Ok, so we promised some more about the other museum. This was a free part of the Fundacio Caixa Catalunya. Caixa Catalunya is a large bank that has its central office in a famous building, which is called both Casa Mila and La Pedrera. The wealthy Mila family commissioned Gaudi to build it for them, but then he wanted to put a big cross on top. The Milas thought that anarchists would wreck it, so they said no, and he quit.
But something funny has happened, and so you’ll have to hear about the art later. Yesterday, I arrived home to find Gloria in the hallway outside our apartment. To fully appreciate what it means to find someone in the hallway outside your apartment, you have to picture our hallway, which is maybe three feet wide. In Spanish, they say, “a meter.” She was with a workman and wanted to know if she could have her ladder back. We had borrowed it last week to hang up some lights.
I invited them in, and they decided that they would enjoy a quick look around before taking the ladder. It was while they did this that they noticed the half-completed wiring job. I had been stringing some sockets to the one functioning light fixture so that the whole living room, and not just the part in the corner where the original light was, would be habitable after, say, 5:30 in the evening.
But, lacking a drill, it was proving difficult to attach the new fixtures to the plaster ceiling.
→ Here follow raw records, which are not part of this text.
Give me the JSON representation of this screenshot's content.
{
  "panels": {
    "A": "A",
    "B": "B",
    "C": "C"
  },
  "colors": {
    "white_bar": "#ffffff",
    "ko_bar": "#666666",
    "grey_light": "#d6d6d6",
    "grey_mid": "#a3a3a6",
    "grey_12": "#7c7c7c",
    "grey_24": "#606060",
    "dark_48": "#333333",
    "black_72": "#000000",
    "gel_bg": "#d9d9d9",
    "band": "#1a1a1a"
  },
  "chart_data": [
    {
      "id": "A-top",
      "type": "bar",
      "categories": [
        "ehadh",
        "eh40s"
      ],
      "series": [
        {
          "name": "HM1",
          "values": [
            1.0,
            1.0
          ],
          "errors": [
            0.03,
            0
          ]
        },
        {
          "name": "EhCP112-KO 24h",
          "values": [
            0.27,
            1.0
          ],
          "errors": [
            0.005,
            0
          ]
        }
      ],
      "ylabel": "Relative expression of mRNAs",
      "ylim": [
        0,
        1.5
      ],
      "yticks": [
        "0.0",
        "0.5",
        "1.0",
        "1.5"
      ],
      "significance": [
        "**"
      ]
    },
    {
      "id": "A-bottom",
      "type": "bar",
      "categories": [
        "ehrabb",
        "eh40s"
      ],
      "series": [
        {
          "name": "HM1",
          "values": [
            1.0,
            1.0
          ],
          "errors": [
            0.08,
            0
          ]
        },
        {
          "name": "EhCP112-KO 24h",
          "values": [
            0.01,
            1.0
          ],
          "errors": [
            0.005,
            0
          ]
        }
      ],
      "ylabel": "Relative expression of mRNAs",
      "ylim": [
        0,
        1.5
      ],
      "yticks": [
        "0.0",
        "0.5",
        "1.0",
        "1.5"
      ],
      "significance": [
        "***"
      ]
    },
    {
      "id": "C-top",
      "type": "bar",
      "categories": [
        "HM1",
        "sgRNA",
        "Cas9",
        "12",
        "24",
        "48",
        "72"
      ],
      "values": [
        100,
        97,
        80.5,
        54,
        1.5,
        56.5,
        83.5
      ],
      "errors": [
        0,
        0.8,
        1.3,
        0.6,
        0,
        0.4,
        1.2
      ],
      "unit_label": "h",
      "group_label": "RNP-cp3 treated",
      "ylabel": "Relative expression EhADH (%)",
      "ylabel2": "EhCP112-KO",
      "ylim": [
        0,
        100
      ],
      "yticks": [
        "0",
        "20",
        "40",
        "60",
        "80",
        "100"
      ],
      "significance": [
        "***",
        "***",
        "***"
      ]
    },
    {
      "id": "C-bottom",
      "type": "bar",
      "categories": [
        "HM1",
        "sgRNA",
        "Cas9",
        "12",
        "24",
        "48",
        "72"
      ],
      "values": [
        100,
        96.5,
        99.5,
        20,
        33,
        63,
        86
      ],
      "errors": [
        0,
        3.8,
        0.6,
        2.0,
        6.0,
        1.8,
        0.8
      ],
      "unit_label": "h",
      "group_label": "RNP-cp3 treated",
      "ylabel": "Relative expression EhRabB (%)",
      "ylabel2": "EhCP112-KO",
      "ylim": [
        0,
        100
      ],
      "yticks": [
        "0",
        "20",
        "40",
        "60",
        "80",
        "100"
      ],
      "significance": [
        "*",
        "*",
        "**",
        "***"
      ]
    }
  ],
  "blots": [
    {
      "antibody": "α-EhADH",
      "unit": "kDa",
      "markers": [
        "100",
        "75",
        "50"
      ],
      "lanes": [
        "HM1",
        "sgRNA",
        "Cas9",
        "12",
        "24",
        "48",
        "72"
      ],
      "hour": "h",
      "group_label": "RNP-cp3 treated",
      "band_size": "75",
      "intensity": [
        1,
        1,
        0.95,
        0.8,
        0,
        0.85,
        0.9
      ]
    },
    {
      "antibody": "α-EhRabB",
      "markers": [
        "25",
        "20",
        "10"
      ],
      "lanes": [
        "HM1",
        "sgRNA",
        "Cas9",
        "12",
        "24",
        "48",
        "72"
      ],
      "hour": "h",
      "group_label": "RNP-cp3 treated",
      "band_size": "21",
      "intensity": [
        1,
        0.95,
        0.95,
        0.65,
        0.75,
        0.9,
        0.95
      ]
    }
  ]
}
Ergo, a there were a lot of wires hanging around. The workman took one look at them and began to yell at me. Now, as I’ve described before, it is usually easy to deflect someone’s anger by using the powerful bubble of illiteracy. If someone is really mad, but you don’t quite know what for, it is easier to ignore. In that moment, I learned that this trick does not work if you are being yelled it in your own living room.
From what I caught, he said that the three sockets I was using would use way too much power and would cost us a bundle of Euros. In my experience, it is the workmen that wind up costing us most of the Euros, but so far he hadn’t asked for money. He didn’t like the paper lanterns that we were using to cover the bulbs - never mind that every apartment we’ve been in here has about five of them - because they would catch on fire. And he didn’t like that we were using 60-watt bulbs, for some reason.
Gloria translated some of what he said for me, and that made him even madder. “This isn’t China,” he said. Hard to argue with that. “So don’t speak Chinese. Immigrants need to speak Spanish. Don’t speak to him in English.” She began to translate that, but with the bubble rendered ineffective, I stopped her before he got even angrier. Now, understanding someone’s general meaning is one thing, but figuring out something coherent to say is quite another, and before I could manage that, he had told me that he would be back at noon the following day to fix the lights. I was to purchase more bulbs before that point. I got the idea that even if I had known Spanish, he would still have been coming back the next day. I said, “muchas gracias.”
I was going out, too, and we ran into each other in the entryway of the building. I said something small-talky to him in Spanish and he was very pleased. There he was, the grouchy Spanish workman from central casting. A rough exterior, but un corazon del oro. He told me I was a buen hombre for trying to learn Spanish and walked me to the subway.
The next day, he came much earlier than I expected him, around 12:15. He did not approve of the bulbs I had purchased, but like everything in Spain, it was a crisis of epic proportions that didn’t really matter. He made all sorts of noises and horrible faces before saying, “Es igual, es igual.” Then he went up on the ladder, screwed in the new bulbs, cut off one of my sockets and taped up the wires, and took down the paper screens. “Luz,” he ordered. I turned on the luz. The room was…well, not exactly bathed in light. More like misted. It looked like you might expect two bare bulbs hanging from exposed wires in a 400 square foot room to look: shadowy, sort of dark. “Muy bien,” he said. To emphasize his point, he went to the window and lowered the blinds. Windows here are all equipped with metal exterior blinds. When you put them down, it’s dark. The bulbs glowed but didn’t exactly light up the room. “Vale,” he said. This word literally means, “It’s worth it,” but it is used throughout Spain as a cross between, “All right?”; “Sure, why not”; “I’ll take it”; “Fine”; and “Whatever you want.” Like “dude” in English, it is possible to use this word, and only this word and, by varying your inflection, have an entire conversation.
“Vale,” I said, and that was that. No Euros. He told me to get some more nails and tack the wire to the ceiling, “poco a poco” - “little by little.” Since the wire is only about seven feet long, I’m not sure why I need to do this job little by little, but if I do it any other way, it is likely he’ll come by again and yell at me. A few weeks ago, we couldn’t find an electrician to save our lives. Now, they come by, unsolicited, and mess with our stuff. Before he left, he took a quick look around, and suggested that I move a few lamps. He also warned me that I shouldn’t be working at my desk without a lamp, and he took a desk lamp that had been sitting on the floor, put it on the desk, and plugged it in.
We don’t really want the lamps moved to the places he suggested, but it might be easier just to obey. Luckily, we’re still at the stage where every interaction is a Spanish lesson, and as long as we don’t get a bill at the end, it’s cool by us. Vale.